Workload Identity Pool: github-actions
│ provider "github" trusts token.actions.githubusercontent.com
│ attribute_condition rejects any other repository
principalSet → attribute.repository/RaptGroup/homelab
│ roles/iam.workloadIdentityUser → tf-ci-plan SA
tf-ci-plan@rockingham-homelab.iam.gserviceaccount.com (roles/viewer)

The lock is on the provider, not the pool: a pool can have many providers and the trust scope of each is enforced in the provider’s attribute_condition. Here the condition is assertion.repository == "RaptGroup/homelab", so an OIDC token issued for any other repo — even one in the same org — is rejected before it can reach the SA. There is no branch or actor restriction; any push, PR, or manual run from this repo can call terraform plan, but that is bounded by the viewer-only SA.

What CI is wired up to consume:

GitHub Actions repository variable / secretValue source
GCP_WIF_PROVIDER (variable)tofu output -raw ci_workload_identity_provider
GCP_CI_SA (variable)tofu output -raw ci_service_account_email
GCP_BILLING_ACCOUNT (secret)The same billing account ID used in terraform.tfvars

The third value is a secret rather than a variable because Terraform needs it to set the billing_account variable; the workflow refuses to plan without it. See terraform/gcp/README.md for the operator-side wire-up commands, and Automation / terraform-plan for the workflow side — what runs against this SA on each PR and how the bootstrap root’s plan handles having no live cluster to refresh against.

gs://rockingham-homelab-tfstate holds the Terraform state for both roots:

  • gs://rockingham-homelab-tfstate/terraform/gcp/ — this root’s state.
  • gs://rockingham-homelab-tfstate/terraform/bootstrap/ — the bootstrap root’s state.

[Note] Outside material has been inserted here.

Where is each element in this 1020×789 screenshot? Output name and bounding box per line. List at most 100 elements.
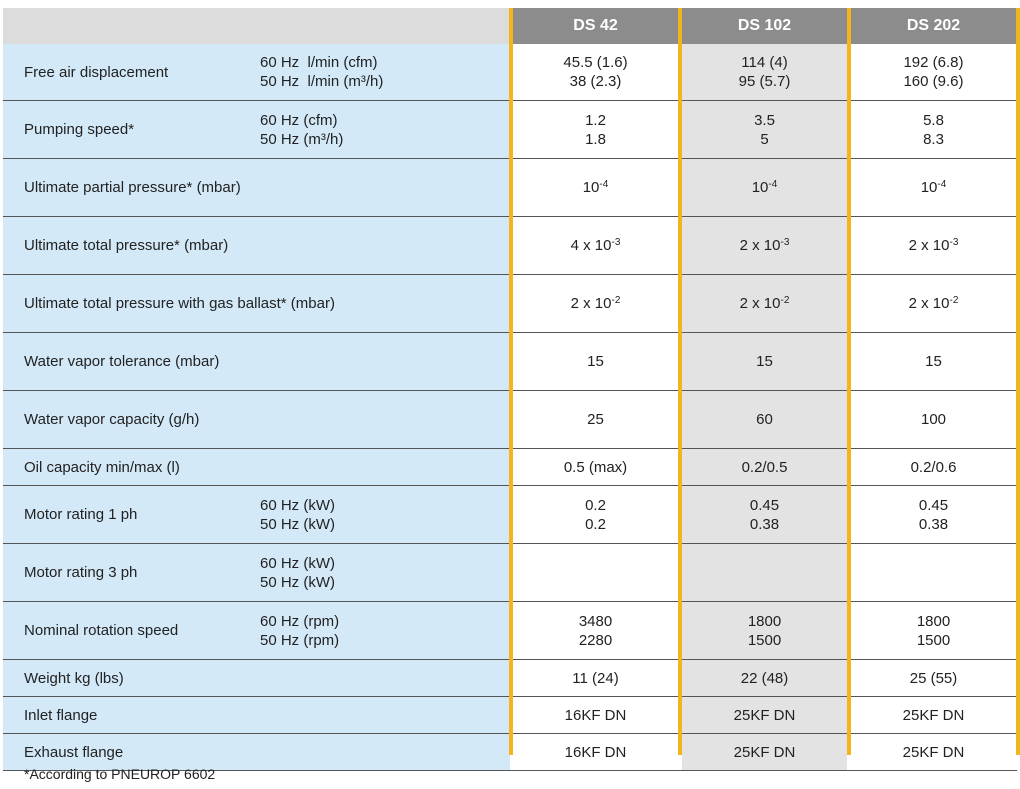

Versioning is on (10 newer versions retained, older ones expire after 30 noncurrent-days), uniform bucket-level access is enforced, and public access is structurally prevented. The bucket location is a single region (US-CENTRAL1) — multi-region is overkill for a homelab and roughly doubles the storage cost.

The GCS backend uses object generations for native state locking — no separate lock table required (unlike S3 + DynamoDB). Concurrent plans from a workstation and CI serialize at the bucket level.

Bootstrap-from-scratch caveat: on the very first apply (or after a tofu destroy), the bucket doesn’t yet exist, so tofu init against the GCS backend can’t read anything and fails. The recipe is to temporarily comment out the backend "gcs" block in versions.tf, apply locally, then uncomment and tofu init -migrate-state to push the state into the bucket. See terraform/gcp/README.md for the full sequence.

terraform/gcp/README.md is the operator-facing run book — billing prerequisites, the manual gcloud services enable serviceusage.googleapis.com step on a fresh project, the registrar handoff after the first apply, and the teardown flow that reverses the bootstrap. The main.tf in that directory is short enough to read end-to-end; each resource carries an inline comment explaining why it’s shaped the way it is.